Est-elle en faveur d’une législation pour interdire les sorties en mer en cas de météo extrême ? Me Lovena Sowkhee répond par l’affirmative. Elle souligne le danger non seulement pour les citoyens mais aussi pour les sauveteurs et les policiers qui interviennent lors d’incidents en mer.
Dans la foulée, elle ajoute que, le lundi 15 janvier 2024, les autorités n’auraient pas dû demander au public d’aller travailler, alors même qu’il y avait risque d’inondations. « La Réunion est passée en alerte violette ce jour-là, dans le sillage du passage du cyclone Belal. Cela impliquait un confinement strict de l’ensemble de la population, y compris des services de secours et de sécurité », fait valoir l’avocate.
Le problème vient aussi du fait que beaucoup de Mauriciens n’ont pas confiance dans la météo et le système d’alerte»
Toujours est-il qu’actuellement, il n’existe « aucune loi interdisant l’accès aux plages et rivières par mauvais temps », rappelle Me Vikash Rampoortab. « La météo ne peut que déconseiller aux Mauriciens de sortir en mer ou d’éviter les endroits à risque. Nous avons vu, dans le sillage du passage du cyclone Belal, l’imposition d’un couvre-feu. Toutefois, à la lumière de ce qu’on a pu voir sur les médias et les réseaux sociaux, beaucoup ignorent les avertissements, malgré le risque de danger », fait-il ressortir.
Ainsi, l’avocat juge nécessaire de légiférer pour interdire l’accès à la mer et à d’autres endroits à risque, comme les gorges ou les cascades, où certaines personnes choisissent de faire des randonnées par des temps extrêmes. Il estime que, compte tenu « des changements climatiques et des risques accrus d’inondations, l’État doit intervenir avec une législation appropriée ». Il suggère que l’État travaille en collaboration avec des entités telles que le National Emergency Operations Command, la Central Water Authority et la Special Mobile Force pour définir clairement les endroits à risque.
Qu’en est-il des sanctions ? L’application de ces réglementations éventuelles, soutient Me Lovena Sowkhee, doit être juste. Elle insiste sur la nécessité d’imposer des amendes plutôt que des peines de prison. Elle suggère également une campagne de sensibilisation et se demande si les équipements vendus localement, comme les bouées, sont conformes. « Nous sommes, avant tout, une île, donc entourés d’eau. Faire uniquement de la répression ne va pas améliorer sensiblement la situation », fait comprendre l’avocate.
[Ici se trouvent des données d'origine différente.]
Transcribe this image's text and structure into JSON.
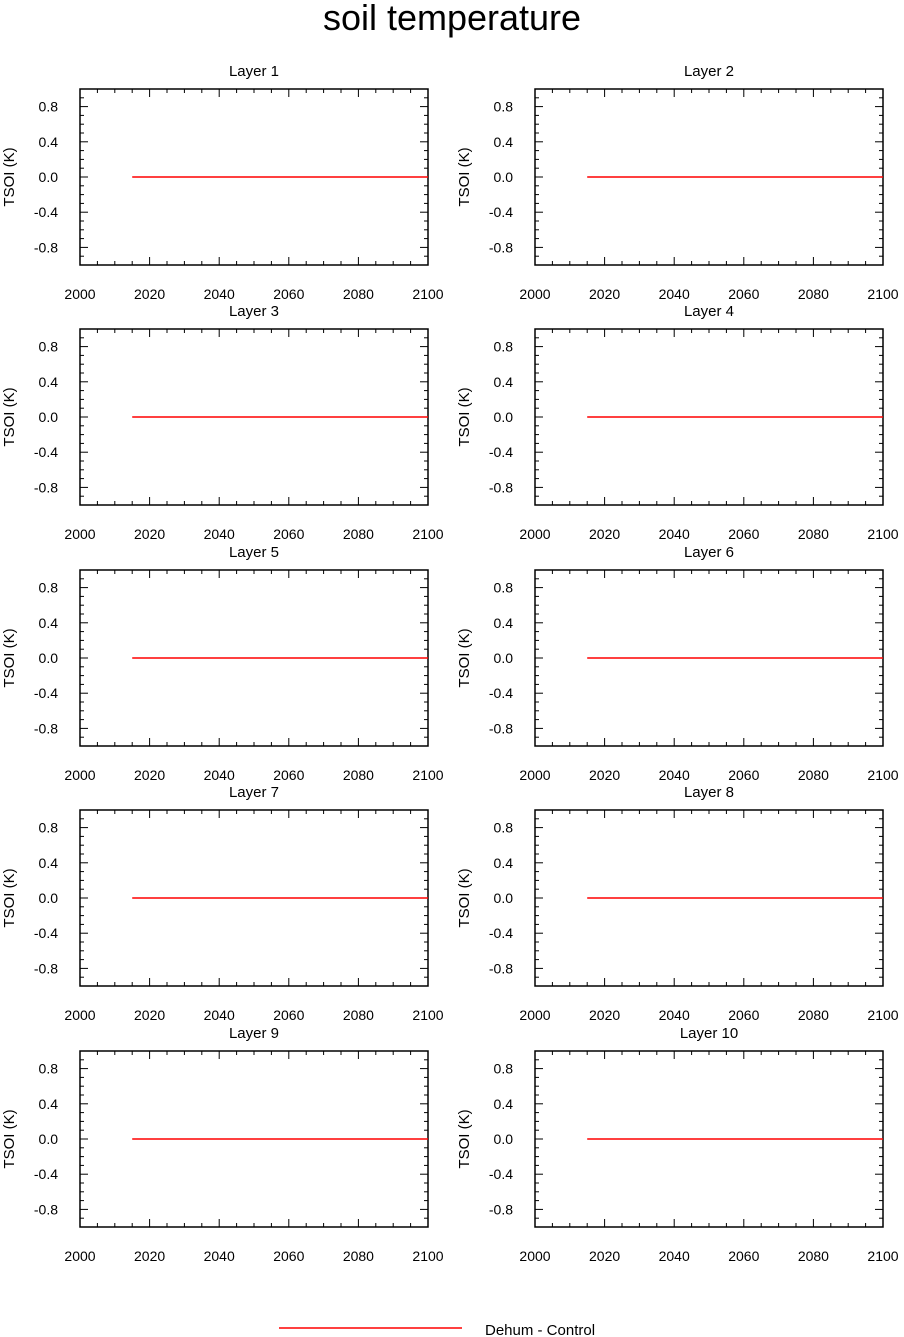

Idéalement le public devrait être sensibilisé au danger.
Toutefois, elle note qu’il y a toujours des récalcitrants. « On ne demande pas au public de ne pas s’aventurer en mer à chaque avis de forte pluie. Car certains secteurs travaillent toujours en dépit des fortes pluies. Le service météo dispose de radar et de la technologie pour faire des prévisions. Il faut aussi le personnel qualifié et compétent pour interpréter les données recueillies. Nous avons vu du beau temps alors qu’il y avait avis de fortes pluies, et aussi le contraire, des averses alors même qu’il n’y avait pas d’alerte », déclare l’avocate.
Me Vikash Rampoortab se dit, lui, en faveur d’un couvre-feu pendant les alertes cycloniques de classe III et IV. « On peut envisager un couvre-feu pendant les alertes cycloniques, comme c’était le cas pendant la période de confinement en raison de la propagation de la COVID-19 », avance-t-il. Il reconnaît cependant que les sanctions prévues pour non-respect des règlements doivent être proportionnelles. « S’il est vrai que la majorité des délits prévoient une amende et une peine de prison, les tribunaux ont la discrétion d’imposer une amende appropriée selon la circonstance », argumente Me Vikash Rampoortab.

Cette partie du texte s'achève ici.